As He has done several times in my life, God sent words through my mother in answer to my prayer.  She and I were talking just a few weeks ago about this very subject and she said something that had never occurred to me.  It is the enemy that wants us to give those dates a place of significance and use it each year to drag us down, not God.  God wants us to mark the times when He has triumphed in our lives, and we have overcome because of His strength.  While we may not be able to completely forget the date, we can choose how that date impacts us and how we want to live on that day.  Her words made me think of the feast days that God commanded the Israelites to celebrate each year.   Those days marked times of victory, deliverance, and provision.   The dates when God has done these same things in my life, are the days that He wants to be most significant in my life. 

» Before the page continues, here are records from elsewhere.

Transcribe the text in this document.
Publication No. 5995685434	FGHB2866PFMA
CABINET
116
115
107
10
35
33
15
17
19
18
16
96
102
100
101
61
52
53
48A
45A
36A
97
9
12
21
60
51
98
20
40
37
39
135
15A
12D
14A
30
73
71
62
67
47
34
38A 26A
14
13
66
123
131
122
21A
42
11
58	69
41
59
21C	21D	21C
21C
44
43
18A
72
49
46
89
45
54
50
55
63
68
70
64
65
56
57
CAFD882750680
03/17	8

This realization, helped me to make a plan for the "due date".  I enlisted the help of my husband and together we planned a day of fun and time together.  Rather than spend the day in the house wrapped in a blanket, playing sad music, and weeping (that would have been me, not Maurice), we got up and made a special breakfast, saw a matinee movie, played in the mall, and then spent the evening with some close friends celebrating the 4th of July.  We were determined to make it a good day.  Now, certainly there were moments throughout that day where I thought of our loss and felt sadness, but they were moments, not hours.  Instead of the day of sorrow I'd been anticipating, I experienced a day of joy.  Now, where have I heard that before...?

To all who mourn in Israel,
he will give a crown of beauty for ashes,
a joyous blessing instead of mourning,
festive praise instead of despair.
In their righteousness, they will be like great oaks
that the LORD has planted for his own glory. 
Isaiah 61:3

I wanted to share this with you because I know that many of you have a date that you are dreading, or that you dread every year.  A date that holds memories of pain and loss and grief.  It may be the date you lost a parent, or the date the love of your life walked out, or your own loss of a child.  I don't know what that date is in your life, but I know from what I have just experienced that God wants to and is ready to make that a different day for you the next time it comes around on the calendar.  He wants to give you the praise instead of despair on that day. Knowing that it is what God wants for you, I want to encourage you to allow Him to do the work in your life.  Plan a day of joy instead of preparing for a day of sorrow.  Reach out to someone who loves you and have them help you make that a different day.  Don't burrow into your own cocoon of loneliness and grief.  Trust that God will hear your desire for a better day on that date and give it to you, because He delights in you.